Door en namens de moeder is ingestemd met de verzoeken ten aanzien van [voornaam minderjarige 1] . De moeder is het niet eens met een verlenging van de ondertoezichtstelling van [voornaam minderjarige 2] . De moeder ervaart de ondertoezichtstelling als zeer belastend en is van mening dat zij in staat is om zelfstandig de benodigde hulp voor [voornaam minderjarige 2] in te zetten. Het gedwongen kader van een ondertoezichtstelling is daarbij niet nodig.
De vader stemt in met de verzoeken van de GI. De vader ziet dat het goed gaat met [voornaam minderjarige 1] sinds zij in het gezinshuis verblijft en is daar blij mee.
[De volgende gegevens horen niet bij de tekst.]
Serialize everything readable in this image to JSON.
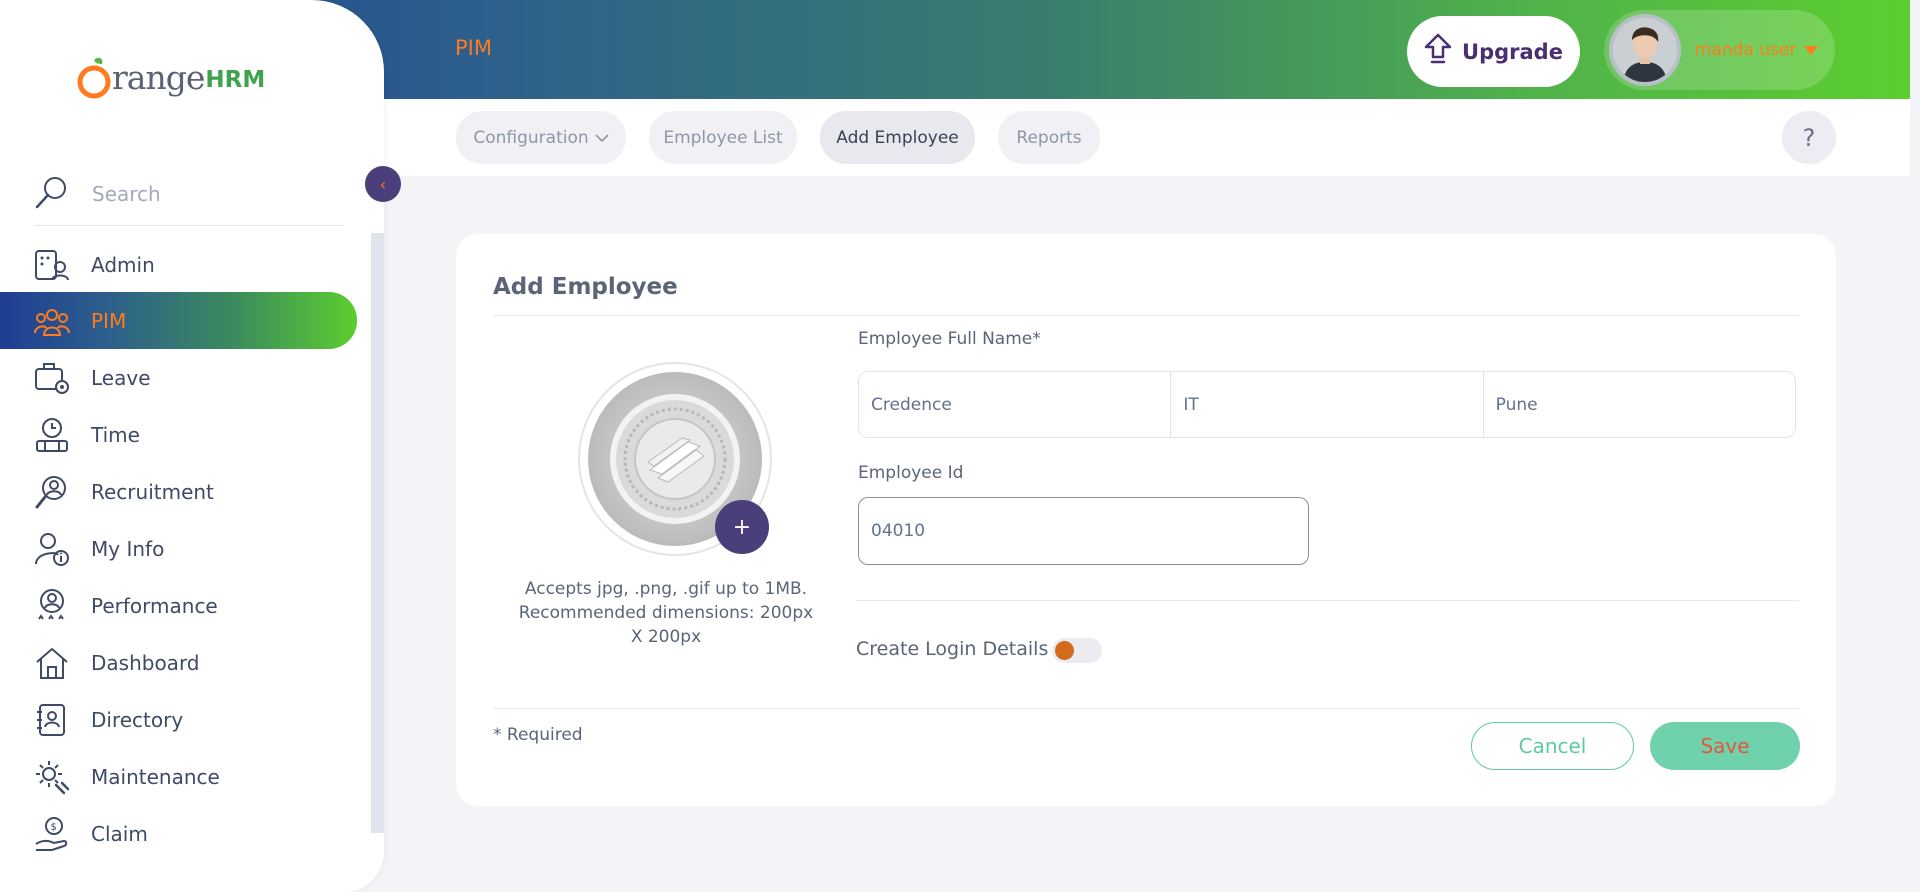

De vader maakt zich grote zorgen om [voornaam minderjarige 2] . Hij ziet dezelfde klachten bij [voornaam minderjarige 2] als destijds bij [voornaam minderjarige 1] , voordat [voornaam minderjarige 1] uit huis werd geplaatst in het gezinshuis. Hoewel de vader graag contact met [voornaam minderjarige 2] zou willen, respecteert hij dat daar op dit moment geen ruimte voor is.
De bijzondere curator doet het verzoek om haar opnieuw tot bijzondere curator van [voornaam minderjarige 1] te benoemen. De bijzondere curator heeft bij de rechtbank een verzoek ingediend dat moet leiden tot een betere omgangsregeling tussen [voornaam minderjarige 1] en [voornaam minderjarige 2] .

De beoordeling

De kinderrechter overweegt ten aanzien van de verzoeken van de GI als volgt.
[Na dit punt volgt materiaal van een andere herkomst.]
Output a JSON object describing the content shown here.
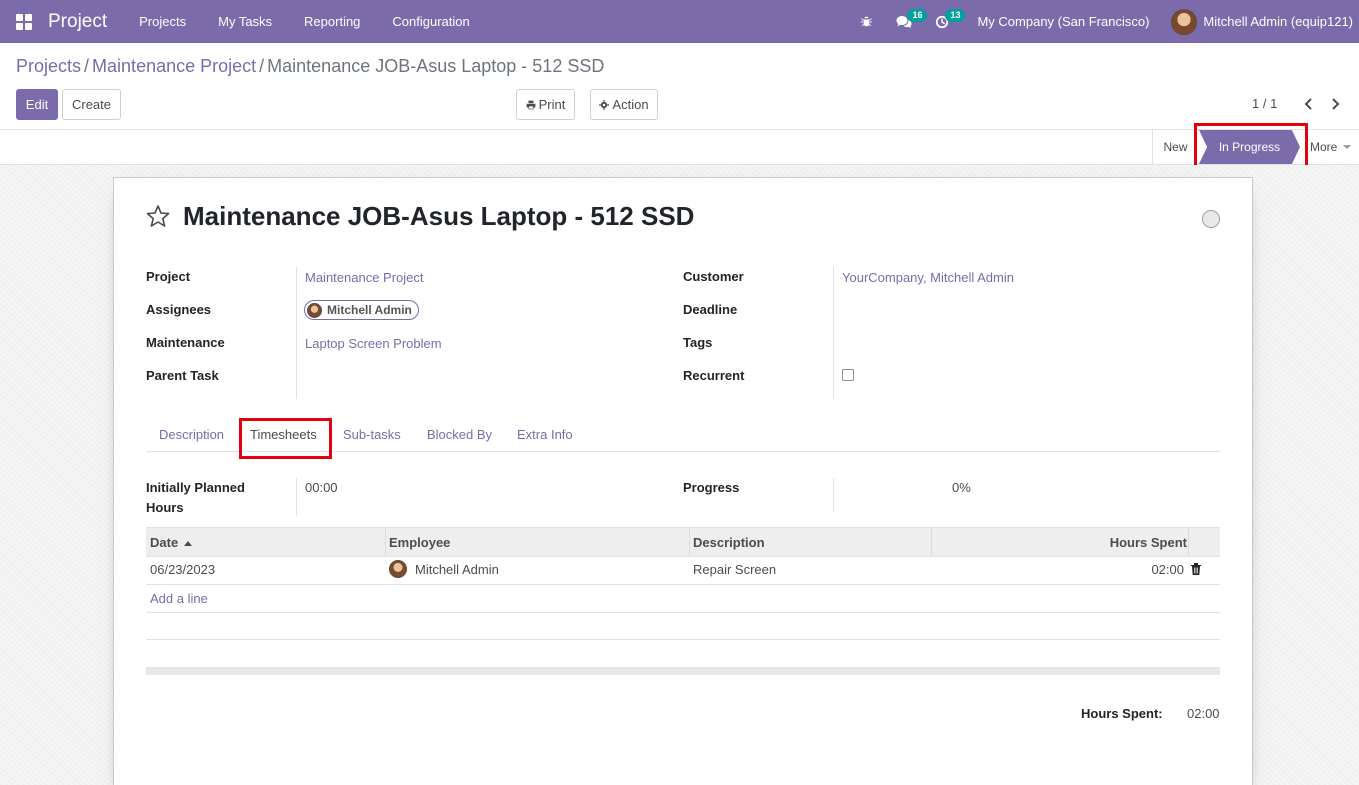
{
  "navbar": {
    "app_name": "Project",
    "menu": [
      "Projects",
      "My Tasks",
      "Reporting",
      "Configuration"
    ],
    "messages_count": "16",
    "activities_count": "13",
    "company": "My Company (San Francisco)",
    "user": "Mitchell Admin (equip121)"
  },
  "breadcrumb": {
    "items": [
      "Projects",
      "Maintenance Project"
    ],
    "current": "Maintenance JOB-Asus Laptop - 512 SSD",
    "sep": "/"
  },
  "toolbar": {
    "edit": "Edit",
    "create": "Create",
    "print": "Print",
    "action": "Action",
    "pager": "1 / 1"
  },
  "statusbar": {
    "stages": [
      "New",
      "In Progress"
    ],
    "current": "In Progress",
    "more": "More"
  },
  "form": {
    "title": "Maintenance JOB-Asus Laptop - 512 SSD",
    "labels": {
      "project": "Project",
      "assignees": "Assignees",
      "maintenance": "Maintenance",
      "parent_task": "Parent Task",
      "customer": "Customer",
      "deadline": "Deadline",
      "tags": "Tags",
      "recurrent": "Recurrent"
    },
    "values": {
      "project": "Maintenance Project",
      "assignee": "Mitchell Admin",
      "maintenance": "Laptop Screen Problem",
      "customer": "YourCompany, Mitchell Admin",
      "recurrent_checked": false
    }
  },
  "tabs": [
    "Description",
    "Timesheets",
    "Sub-tasks",
    "Blocked By",
    "Extra Info"
  ],
  "active_tab": "Timesheets",
  "timesheets": {
    "planned_label_1": "Initially Planned",
    "planned_label_2": "Hours",
    "planned_value": "00:00",
    "progress_label": "Progress",
    "progress_value": "0%",
    "columns": [
      "Date",
      "Employee",
      "Description",
      "Hours Spent"
    ],
    "rows": [
      {
        "date": "06/23/2023",
        "employee": "Mitchell Admin",
        "description": "Repair Screen",
        "hours": "02:00"
      }
    ],
    "add_line": "Add a line",
    "total_label": "Hours Spent:",
    "total_value": "02:00"
  },
  "colors": {
    "brand": "#7c6bab",
    "highlight": "#e4000f"
  }
}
Uit de overgelegde stukken en de behandeling ter zitting blijkt dat [voornaam minderjarige 1] en [voornaam minderjarige 2] ernstig in hun ontwikkeling worden bedreigd. De kinderen zijn jarenlang blootgesteld aan echtscheidingsproblematiek en pedagogische verwaarlozing. Zowel de ouders als de kinderen hebben een belast verleden. Daarnaast zijn beide kinderen mogelijk geconfronteerd met seksueel overschrijdend gedrag van de nieuwe partner van de moeder. [voornaam minderjarige 1] heeft zich hierover uitgesproken. De moeder heeft [voornaam minderjarige 1] niet beschermd en beschuldigt [voornaam minderjarige 1] van de situatie waarin zij zitten. [voornaam minderjarige 1] is in oktober 2018 uit huis geplaatst. Er is geen contact tussen [voornaam minderjarige 1] en de moeder.
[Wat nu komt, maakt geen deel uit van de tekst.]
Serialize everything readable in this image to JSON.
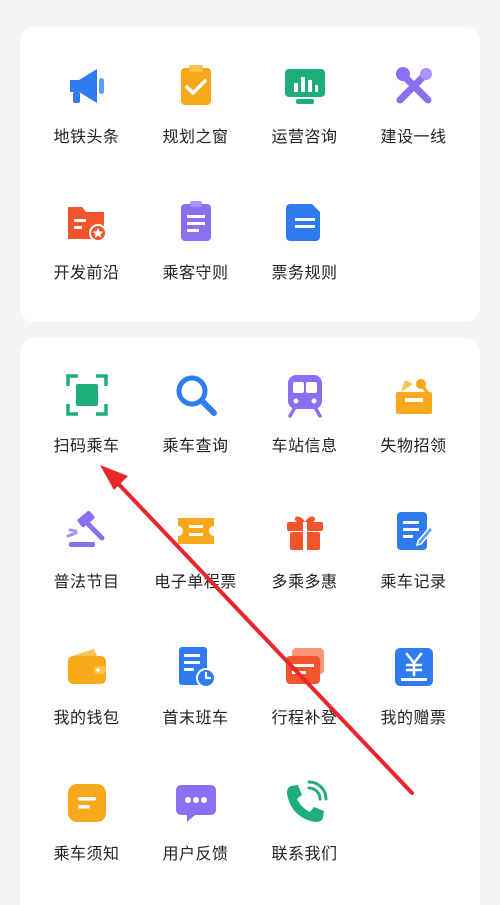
{
  "section1": {
    "items": [
      {
        "label": "地铁头条",
        "icon": "megaphone-icon"
      },
      {
        "label": "规划之窗",
        "icon": "clipboard-check-icon"
      },
      {
        "label": "运营咨询",
        "icon": "monitor-chart-icon"
      },
      {
        "label": "建设一线",
        "icon": "tools-icon"
      },
      {
        "label": "开发前沿",
        "icon": "folder-star-icon"
      },
      {
        "label": "乘客守则",
        "icon": "rules-document-icon"
      },
      {
        "label": "票务规则",
        "icon": "ticket-document-icon"
      }
    ]
  },
  "section2": {
    "items": [
      {
        "label": "扫码乘车",
        "icon": "qr-scan-icon"
      },
      {
        "label": "乘车查询",
        "icon": "search-icon"
      },
      {
        "label": "车站信息",
        "icon": "train-icon"
      },
      {
        "label": "失物招领",
        "icon": "lost-found-box-icon"
      },
      {
        "label": "普法节目",
        "icon": "gavel-icon"
      },
      {
        "label": "电子单程票",
        "icon": "e-ticket-icon"
      },
      {
        "label": "多乘多惠",
        "icon": "gift-icon"
      },
      {
        "label": "乘车记录",
        "icon": "record-edit-icon"
      },
      {
        "label": "我的钱包",
        "icon": "wallet-icon"
      },
      {
        "label": "首末班车",
        "icon": "schedule-clock-icon"
      },
      {
        "label": "行程补登",
        "icon": "trip-card-icon"
      },
      {
        "label": "我的赠票",
        "icon": "yuan-ticket-icon"
      },
      {
        "label": "乘车须知",
        "icon": "notice-icon"
      },
      {
        "label": "用户反馈",
        "icon": "chat-bubble-icon"
      },
      {
        "label": "联系我们",
        "icon": "phone-icon"
      }
    ]
  },
  "colors": {
    "blue": "#2f7bf0",
    "orange": "#f7a81b",
    "green": "#1fae7a",
    "purple": "#8a6ff0",
    "red_orange": "#f2552c",
    "annotation_red": "#e8262b"
  }
}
[voornaam minderjarige 2] woont nog wel bij de moeder. Er zijn nog altijd vragen over haar fysieke en emotionele veiligheid aangezien de moeder weer een relatie heeft met de man die volgens [voornaam minderjarige 1] seksueel overschrijdend gedrag heeft getoond. Ook zijn er zorgen over de medische klachten die [voornaam minderjarige 2] heeft en haar schoolgang. Daarnaast heeft [voornaam minderjarige 2] in de thuissituatie bij de moeder geen contact met haar vader en moeizaam contact met haar zus [voornaam minderjarige 1] . De kinderrechter is met de GI van oordeel dat er dringend zicht moet komen op de opvoedingssituatie bij de moeder middels het inzetten van ASH Zoeklicht/ambulante spoedhulp.
Omdat tussen de ouders nog altijd sprake is van communicatie- en samenwerkingsproblemen, en omdat de moeder niet meewerkt aan de hulpverlening, is de kinderrechter van oordeel dat de bijstand van een jeugdbeschermer in het komende jaar nog altijd noodzakelijk is. De ondertoezichtstelling wordt daarom voor die duur verlengd, met dien verstande dat [voornaam minderjarige 1] op 12 oktober 2020 achttien jaar wordt. Voor haar geldt dan ook een verlenging van de ondertoezichtstelling tot die datum.
[voornaam minderjarige 1] woont sinds september 2019 in het huidige gezinshuis. [voornaam minderjarige 1] voelt zich thuis in het gezinshuis. Zij heeft wekelijks contact met haar vader en verblijft ook wel eens een weekend bij hem. [voornaam minderjarige 1] mag voorlopig in het gezinshuis blijven. Op die plek voelt zij de ruimte om haar verleden en het verdriet dat zij heeft een plek te geven. De kinderrechter is dan ook van oordeel dat een continuering van haar verblijf aldaar in het belang is van haar verzorging en opvoeding. Om die reden wordt ten aanzien van [voornaam minderjarige 1] de machtiging tot uithuisplaatsing verlengd tot aan haar meerderjarigheid.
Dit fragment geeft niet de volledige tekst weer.